The fundamental group depends only on the path component of the base point, so the path-connectedness just says that there are no irrelevant path components, it's nothing essential. –  Daniel Fischer Feb 22 '14 at 23:03
Thank you very much! –  square Feb 22 '14 at 23:11
How can one know what the fundamental group is without knowing some basic results on homotopy? –  PVAL Feb 23 '14 at 0:10
PVAL I know some basic results on homotopy. I have studied chapter0 and beginning of chapter1 Hatcher.

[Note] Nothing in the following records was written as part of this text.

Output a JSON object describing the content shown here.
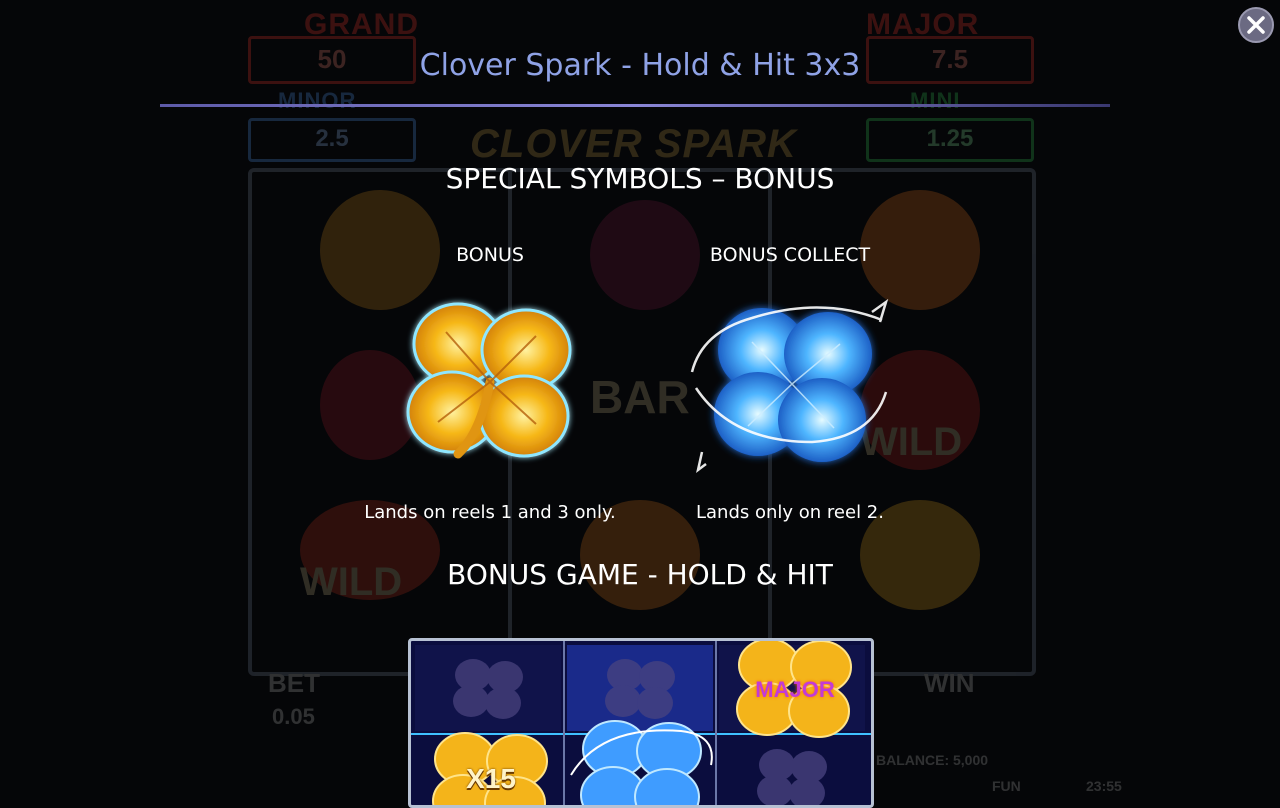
{
  "game_background": {
    "jackpots": [
      {
        "name": "GRAND",
        "value": "50"
      },
      {
        "name": "MAJOR",
        "value": "7.5"
      },
      {
        "name": "MINOR",
        "value": "2.5"
      },
      {
        "name": "MINI",
        "value": "1.25"
      }
    ],
    "logo_text": "CLOVER SPARK",
    "bet_label": "BET",
    "bet_value": "0.05",
    "win_label": "WIN",
    "balance_text": "BALANCE: 5,000",
    "mode_text": "FUN",
    "clock": "23:55",
    "wild_label": "WILD",
    "bar_label": "BAR"
  },
  "modal": {
    "title": "Clover Spark - Hold & Hit 3x3",
    "close_icon": "close-icon",
    "section_special": "SPECIAL SYMBOLS – BONUS",
    "symbols": [
      {
        "label": "BONUS",
        "icon": "gold-clover-icon",
        "description": "Lands on reels 1 and 3 only."
      },
      {
        "label": "BONUS COLLECT",
        "icon": "electric-blue-clover-icon",
        "description": "Lands only on reel 2."
      }
    ],
    "section_bonus_game": "BONUS GAME - HOLD & HIT",
    "example_grid": {
      "major_label": "MAJOR",
      "multiplier_label": "X15"
    }
  },
  "colors": {
    "title": "#8fa2e6",
    "gold": "#f4b41a",
    "electric_blue": "#4fb6ff",
    "grid_bg": "#0b0d3e"
  }
}
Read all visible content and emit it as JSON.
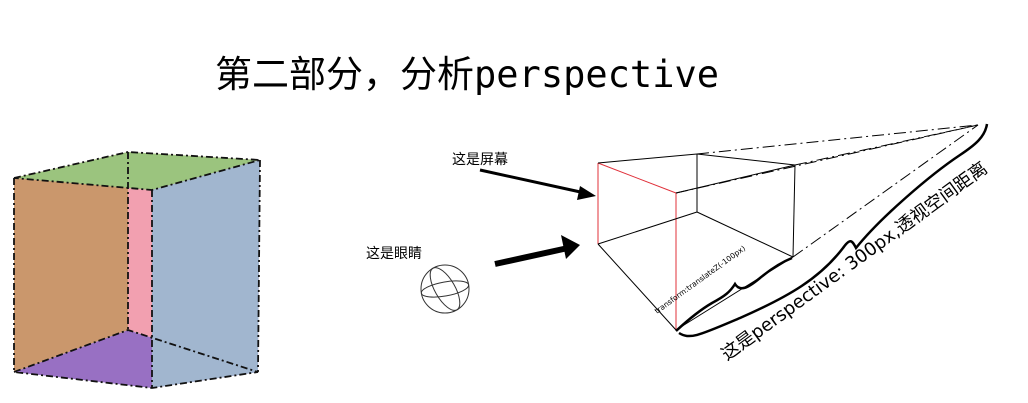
{
  "title": "第二部分，分析perspective",
  "labels": {
    "screen": "这是屏幕",
    "eye": "这是眼睛",
    "translate": "transform:translateZ(-100px)",
    "distance": "这是perspective: 300px,透视空间距离"
  },
  "colors": {
    "cube_top": "#9bc47e",
    "cube_left": "#c89366",
    "cube_right": "#a1b6cf",
    "cube_back": "#f2a0b0",
    "cube_bottom": "#9870c3",
    "screen_edge": "#e0303a"
  }
}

I mean I have not studied chapter4. –  square Mar 4 '14 at 1:53

The usual proof is to show that for all loops $\alpha,\beta \colon [0,1] \to G$ of the topological group $G$, the concatenation $\alpha \cdot \beta$ is homotop to $t \mapsto \alpha(t)\beta(t)$ and to $t \mapsto \beta(t)\alpha(t)$. It requires to exhibit formulae.
Howerver, my favourite proof of this result is the following one, from Grothendieck (I think) : the fundamental group functor $\pi_1 \colon \mathsf{pcTop} \to \mathsf{Grp}$ from the category of path-connected topological spaces to the category of groups respects products (classical lemma), so sends group objects to group objects ; the group objects of $\mathsf{pcTop}$, which are the path-connected topological groups (by definition), are send to group objects of $\mathsf{Grp}$, which are the abelian groups (easy exercise).